Though it appears to be flat as a table-top, the limestone on which the Everglades stands actually tilts very slightly towards the southwest. For thousands of years, water from summer storms and the overflow of nearby Lake Okeechobee has moved slowly through the Everglades towards the coast. The water replenishes the sawgrass, which grows on a thin layer of soil formed by decaying vegetation. This gives birth to the algae at the base of a complex food chain that sustains much larger creatures – most importantly alligators. After the floodwaters have reached the sea, drained through the bedrock, or simply evaporated, the Everglades are barren except for the water accumulated in ponds – or “gator holes” – created when an alligator senses water and clears the soil covering it with its tail. Besides nourishing the alligator, the pond provides a home for other wildlife until the summer rains return. Sawgrass covers much of the Everglades, but where natural indentations in the limestone fill with soil, fertile tree islands – or “hammocks” – appear, just high enough to stand above the floodwaters.

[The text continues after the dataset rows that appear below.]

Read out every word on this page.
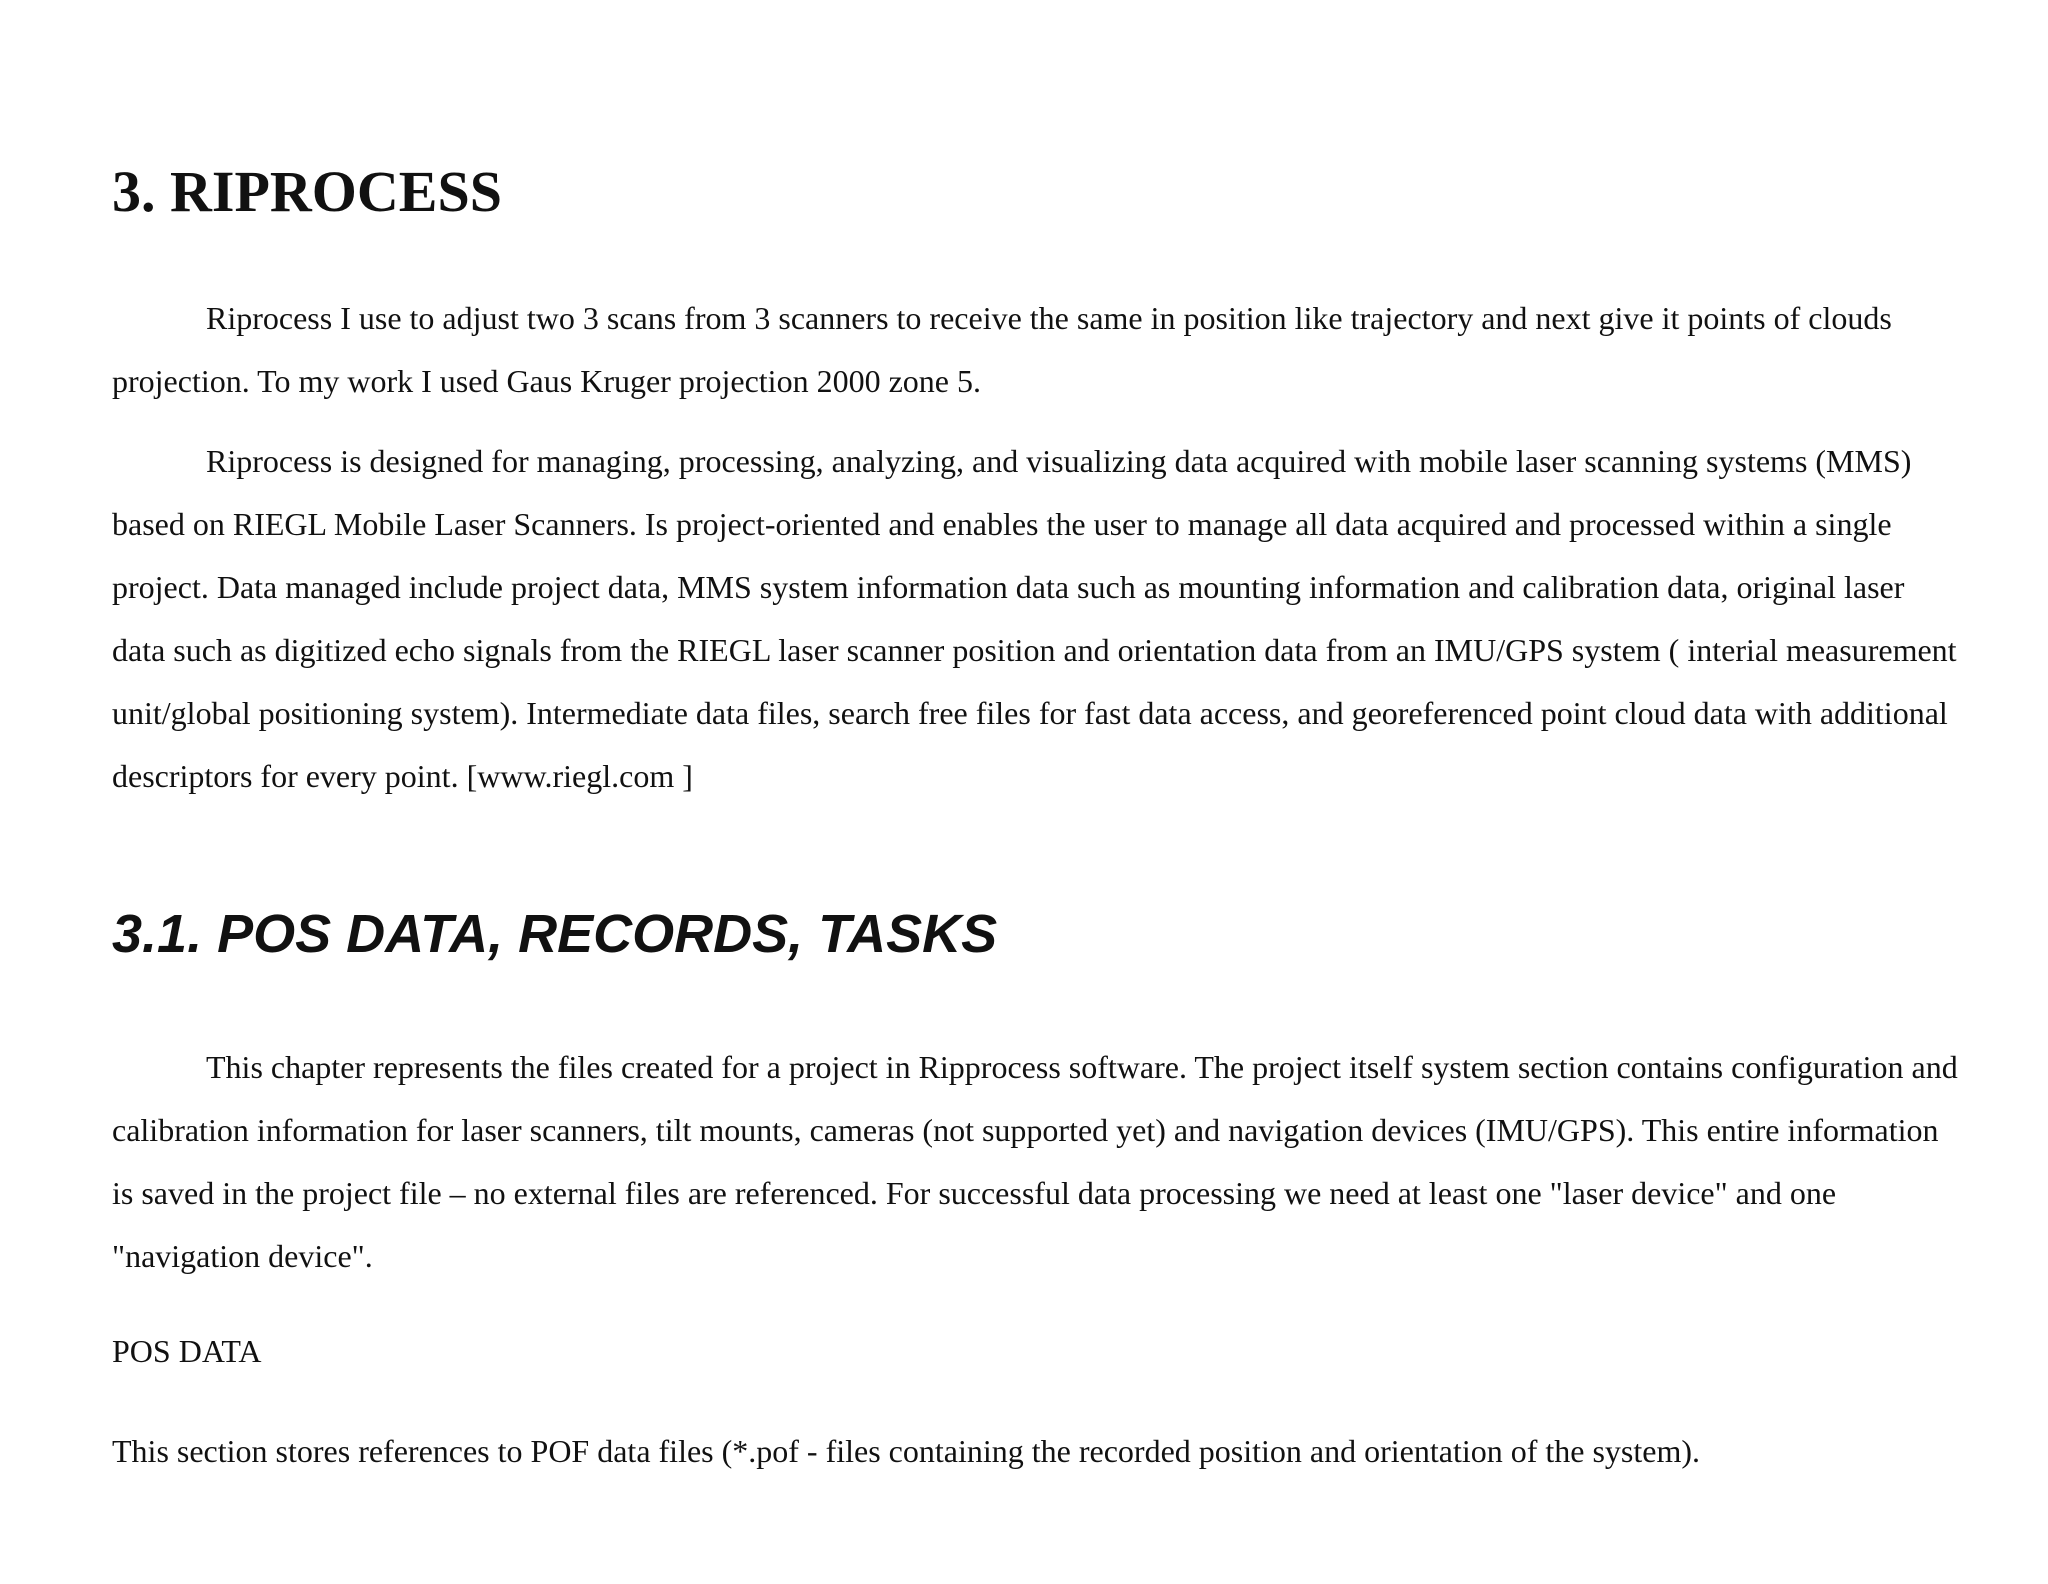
3. RIPROCESS

Riprocess I use to adjust two 3 scans from 3 scanners to receive the same in position like trajectory and next give it points of clouds projection. To my work I used Gaus Kruger projection 2000 zone 5.

Riprocess is designed for managing, processing, analyzing, and visualizing data acquired with mobile laser scanning systems (MMS) based on RIEGL Mobile Laser Scanners. Is project-oriented and enables the user to manage all data acquired and processed within a single project. Data managed include project data, MMS system information data such as mounting information and calibration data, original laser data such as digitized echo signals from the RIEGL laser scanner position and orientation data from an IMU/GPS system ( interial measurement unit/global positioning system). Intermediate data files, search free files for fast data access, and georeferenced point cloud data with additional descriptors for every point. [www.riegl.com ]

3.1. POS DATA, RECORDS, TASKS

This chapter represents the files created for a project in Ripprocess software. The project itself system section contains configuration and calibration information for laser scanners, tilt mounts, cameras (not supported yet) and navigation devices (IMU/GPS). This entire information is saved in the project file – no external files are referenced. For successful data processing we need at least one "laser device" and one "navigation device".

POS DATA

This section stores references to POF data files (*.pof - files containing the recorded position and orientation of the system).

In the nineteenth century, the Seminole and Miccosukee Native American tribes were forced to live hunter-gatherer existences in the Everglades, and still maintain a sizeable presence here. By the late 1800s, a few towns had sprung up, peopled by settlers who, unlike the Native Americans, looked to exploit the land. As Florida’s population grew, the damage caused by hunting, road building and draining for farmland gave rise to a significant conservation lobby. In 1947, a section of the Everglades was declared a national park, which today bestows federal protection to a comparatively small area at the southern tip of the Florida peninsula. The Everglades’ boundaries have been steadily pushed back by urban development over the last century, and unrestrained commercial use of nearby areas continues to upset the region’s natural cycle. The 1200 miles of canals built to divert the flow of water away from the Everglades and toward the state’s expanding cities, the poisoning caused by agricultural chemicals from local farmlands and the broader changes wrought by global warming could yet turn Florida’s greatest natural asset into a wasteland.